Açıklanan bu maddi ve hukuki olgulara göre, işveren tarafından yapılan yeni görevlendirme davacı işçiler tarafından kabul edilmemiş ise de, davacı işçilerin görev yaptığı önceki birim olan “Network Inbound” çağrı karşılama birimi kapatıldığından ve işveren tarafından alınan işletmesel karar çerçevesinde söz konusu birim değişikliği geçerli bir nedene dayandığından, somut uyuşmazlıkta iş sözleşmelerinin işveren tarafından geçerli nedenle feshedildiğinin kabulü gerekmektedir. İşveren feshinin geçerli nedene dayanmasına göre de işe iade davalarının bu gerekçe ile reddi gerekmektedir.
Tüm bu açıklamalar karşısında, Bölge Adliye Mahkemelerinin kesin nitelikte olan başvuru konusu kararları arasındaki uyuşmazlığın açıklanan gerekçe doğrultusunda giderilmesi gerektiği sonucuna ulaşılmıştır.[1]
İşçilere Tuvalet Kullanımını yasaklamak
Somut olayda; tüm dosya kapsamı ve tanık beyanlarından, davalının davalı işyerinde çalışan işçilerin sürekli ve uzun sürelerle tuvalete giderek üretimde aksamaya sebebiyet verdikleri gerekçesiyle, mesai saatleri içerisinde dikimhane bölümünde bulunan bayan işçilerin kullandığı tuvaletlerin kullanılmaması yönünde bir yasak başlattığı, işçilerin bu duruma itiraz ettikleri, olay günü davacının kız kardeşinin tuvaleti kullanmak istemesi üzerine anahtarları saklayan işçi ile tartıştıkları ve anahtarı zorla aldığı, sonradan durumu öğrenen işyeri sahibinin davacının kız kardeşini konuşmak için çağırdığı ve bu hususta tartıştıkları anlaşılmaktadır.

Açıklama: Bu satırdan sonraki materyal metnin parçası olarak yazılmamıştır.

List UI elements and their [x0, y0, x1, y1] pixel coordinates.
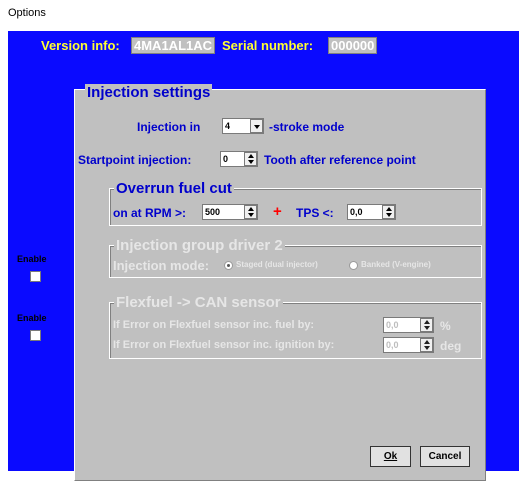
spin-arrows-icon[interactable]: [382, 205, 395, 219]
flexfuel-fuel-unit: %: [440, 319, 451, 333]
spin-arrows-icon[interactable]: [420, 318, 433, 332]
overrun-fuel-cut-group: Overrun fuel cut on at RPM >: 500 + TPS …: [109, 180, 482, 226]
flexfuel-ignition-value: 0,0: [386, 340, 399, 350]
injection-settings-panel: Injection settings Injection in 4 -strok…: [17, 84, 486, 481]
options-client-area: Version info: 4MA1AL1AC Serial number: 0…: [8, 31, 519, 481]
banked-radio[interactable]: [349, 261, 358, 270]
serial-number-value: 000000: [328, 37, 378, 54]
startpoint-injection-suffix: Tooth after reference point: [264, 153, 416, 167]
injection-in-label: Injection in: [137, 120, 201, 134]
overrun-fuel-cut-title: Overrun fuel cut: [114, 180, 234, 197]
flexfuel-fuel-value: 0,0: [386, 320, 399, 330]
injection-group-driver-2-group: Injection group driver 2 Injection mode:…: [109, 237, 482, 278]
injection-group-driver-2-title: Injection group driver 2: [114, 237, 285, 254]
version-info-value: 4MA1AL1AC: [131, 37, 216, 54]
injection-settings-title: Injection settings: [85, 84, 213, 101]
injection-mode-label: Injection mode:: [113, 258, 210, 273]
flexfuel-ignition-stepper[interactable]: 0,0: [383, 337, 434, 353]
flexfuel-enable-label: Enable: [17, 313, 47, 323]
options-window: Options Version info: 4MA1AL1AC Serial n…: [0, 0, 527, 481]
flexfuel-ignition-unit: deg: [440, 339, 462, 353]
stroke-mode-select[interactable]: 4: [222, 118, 264, 134]
spin-arrows-icon[interactable]: [420, 338, 433, 352]
plus-icon: +: [273, 203, 282, 220]
flexfuel-can-sensor-group: Flexfuel -> CAN sensor If Error on Flexf…: [109, 294, 482, 359]
overrun-rpm-label: on at RPM >:: [113, 206, 187, 220]
overrun-rpm-value: 500: [205, 207, 221, 217]
flexfuel-fuel-stepper[interactable]: 0,0: [383, 317, 434, 333]
staged-option-label: Staged (dual injector): [236, 260, 318, 269]
staged-radio[interactable]: [224, 261, 233, 270]
spin-arrows-icon[interactable]: [244, 205, 257, 219]
spin-arrows-icon[interactable]: [244, 152, 257, 166]
ok-button[interactable]: Ok: [370, 446, 411, 467]
group-driver-enable-label: Enable: [17, 254, 47, 264]
startpoint-injection-label: Startpoint injection:: [78, 153, 192, 167]
overrun-rpm-stepper[interactable]: 500: [202, 204, 258, 220]
window-title: Options: [8, 7, 46, 19]
flexfuel-fuel-label: If Error on Flexfuel sensor inc. fuel by…: [113, 319, 315, 331]
banked-option-label: Banked (V-engine): [361, 260, 431, 269]
tps-stepper[interactable]: 0,0: [347, 204, 396, 220]
startpoint-injection-stepper[interactable]: 0: [220, 151, 258, 167]
tps-value: 0,0: [350, 207, 363, 217]
stroke-mode-value: 4: [225, 121, 231, 131]
flexfuel-can-sensor-title: Flexfuel -> CAN sensor: [114, 294, 283, 311]
version-info-label: Version info:: [41, 38, 120, 53]
group-driver-enable-checkbox[interactable]: [30, 271, 41, 282]
cancel-button[interactable]: Cancel: [420, 446, 470, 467]
stroke-mode-suffix: -stroke mode: [269, 120, 345, 134]
title-bar[interactable]: Options: [0, 0, 527, 30]
flexfuel-ignition-label: If Error on Flexfuel sensor inc. ignitio…: [113, 339, 335, 351]
tps-label: TPS <:: [296, 206, 334, 220]
flexfuel-enable-checkbox[interactable]: [30, 330, 41, 341]
serial-number-label: Serial number:: [222, 38, 314, 53]
startpoint-injection-value: 0: [223, 154, 229, 164]
chevron-down-icon[interactable]: [250, 119, 263, 133]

İşçilerin iş şartlarında esaslı değişiklik niteliğinde olan tuvalet yasağı yönündeki işveren işlemini kabul etmedikleri, işçinin iş şartlarında değişiklik halinde, değiştirilen şartı içeren edimi yerine getirme yükümlülüğü bulunmadığı, bu durumda iş görme ediminden kaçınma hakkını kullanabileceği, fesih riskinin işverene yüklendiği, işçinin iş görme ediminden kaçınma hakkı yanında 4857 sayılı İş Kanununun 24/II-f maddesi uyarınca iş sözleşmesini haklı nedenle feshedebileceği, davacı yanın eylemli olarak iş sözleşmesini bu nedenle feshettiği anlaşılmakla, sonuç itibari ile davacının kıdem tazminatı talebinin kabulü yerine reddi yönünde hüküm kurulması isabetsiz olmuştur.[2]
Çalışma Saatlerini Kanuna Aykırı Hale Getirmek
Ayrıca gerek dava dilekçesinde ve gerekse fesih bildiriminde açıkça son 11 aylık dönemdeki çalışma şartlarının ağırlığı ve düzeltilmemesi sebebi ile iş sözleşmesinin feshedildiği belirtilmiş olup, davacının daha önceki dönemde 08:00-16:00 olan çalışma saatlerinin 24 saat çalışma ve 72 saat dinlenme şeklinde değiştirildiği, daha önce fazla çalışma yapmayan davacının bu dönemde fazla çalışma yaptığı ve böylelikle çalışma şartlarının ağırlaştığının ispatlandığı hususu da gözden kaçırılarak fesih yönünden de hatalı şekilde araştırmaya yönelik bozma yapıldığı anlaşılmakla, Mahkemenin direnme kararının kabulü ile Yargıtay (Kapatılan) 22. Hukuk Dairesi’nin 19.12.2019 tarihli ve 2019/8523 esas, 2019/23930 karar sayılı kararının ortadan kaldırılmasına karar verildi.[3]